The original Universal War One series was divided up into two sets of three issues by Marvel: Universal War One, collecting issues #1-#3, with the remaining three issues published under the title Universal War One: Revelations.

Universal War One:
  1. The Genesis (released in English on 16 July 2008)
  2. The Fruit of Knowledge (released in English on 13 August 2008)
  3. Cain and Abel (published in English on 3 September 2008)

Universal War One: Revelations (Universal War One issues #4-#6):
  1. The Flood (released in English on 1 April 2009)
  2. Babel (released in English on 6 May 2009)
  3. The Patriarch (published in English on 3 June 2009)

Universal War Two
  1. 40 Years in the Desert (published in French in August 2013)
  2. The Promised Land (published in French in September 2014)
  3. The Exodus (published in French in November 2016)
  4. The Fall of the Temple (will be published in French 20 November 2019)
  5. The Prophets (TBA)
  6. The Writing on the Wall (TBA)

===Collected editions===
The two series have been collected into individual volumes:
- Universal War One (144 pages, Marvel Comics, hardcover, January 2009, ISBN 0-7851-3238-4)
- Universal War One: Revelations (144 pages, Marvel Comics, hardcover, August 2009, ISBN 0-7851-3239-2)

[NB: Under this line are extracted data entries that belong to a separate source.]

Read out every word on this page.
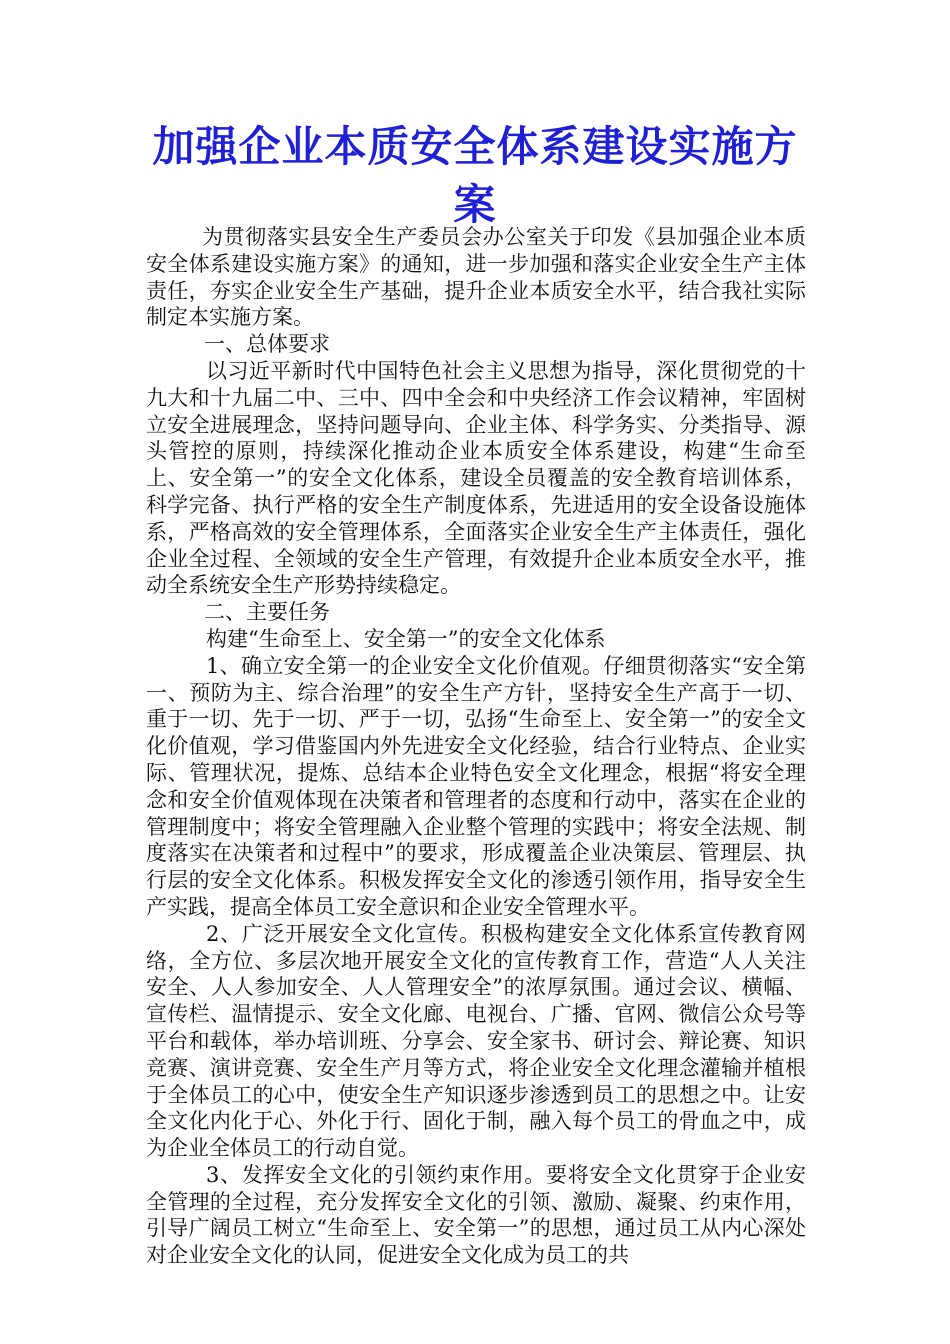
加强企业本质安全体系建设实施方案

为贯彻落实县安全生产委员会办公室关于印发《县加强企业本质安全体系建设实施方案》的通知，进一步加强和落实企业安全生产主体责任，夯实企业安全生产基础，提升企业本质安全水平，结合我社实际制定本实施方案。

一、总体要求

以习近平新时代中国特色社会主义思想为指导，深化贯彻党的十九大和十九届二中、三中、四中全会和中央经济工作会议精神，牢固树立安全进展理念，坚持问题导向、企业主体、科学务实、分类指导、源头管控的原则，持续深化推动企业本质安全体系建设，构建“生命至上、安全第一”的安全文化体系，建设全员覆盖的安全教育培训体系，科学完备、执行严格的安全生产制度体系，先进适用的安全设备设施体系，严格高效的安全管理体系，全面落实企业安全生产主体责任，强化企业全过程、全领域的安全生产管理，有效提升企业本质安全水平，推动全系统安全生产形势持续稳定。

二、主要任务

构建“生命至上、安全第一”的安全文化体系

1、确立安全第一的企业安全文化价值观。仔细贯彻落实“安全第一、预防为主、综合治理”的安全生产方针，坚持安全生产高于一切、重于一切、先于一切、严于一切，弘扬“生命至上、安全第一”的安全文化价值观，学习借鉴国内外先进安全文化经验，结合行业特点、企业实际、管理状况，提炼、总结本企业特色安全文化理念，根据“将安全理念和安全价值观体现在决策者和管理者的态度和行动中，落实在企业的管理制度中；将安全管理融入企业整个管理的实践中；将安全法规、制度落实在决策者和过程中”的要求，形成覆盖企业决策层、管理层、执行层的安全文化体系。积极发挥安全文化的渗透引领作用，指导安全生产实践，提高全体员工安全意识和企业安全管理水平。

2、广泛开展安全文化宣传。积极构建安全文化体系宣传教育网络，全方位、多层次地开展安全文化的宣传教育工作，营造“人人关注安全、人人参加安全、人人管理安全”的浓厚氛围。通过会议、横幅、宣传栏、温情提示、安全文化廊、电视台、广播、官网、微信公众号等平台和载体，举办培训班、分享会、安全家书、研讨会、辩论赛、知识竞赛、演讲竞赛、安全生产月等方式，将企业安全文化理念灌输并植根于全体员工的心中，使安全生产知识逐步渗透到员工的思想之中。让安全文化内化于心、外化于行、固化于制，融入每个员工的骨血之中，成为企业全体员工的行动自觉。

3、发挥安全文化的引领约束作用。要将安全文化贯穿于企业安全管理的全过程，充分发挥安全文化的引领、激励、凝聚、约束作用，引导广阔员工树立“生命至上、安全第一”的思想，通过员工从内心深处对企业安全文化的认同，促进安全文化成为员工的共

In October 2015 Titan Comics released the hardcover collected edition of Universal War One (288 pages, Titan Comics, hardcover, October 2015, ISBN 1-7827-6238-8)

==Film==
A live action film has been announced with a reported budget of 40 million dollars.

==Reception==
- Bleeding Cool called it an "outstanding graphic novel".
- IGN criticized it for its leisurely pacing, and its fair amount of stilted dialogue.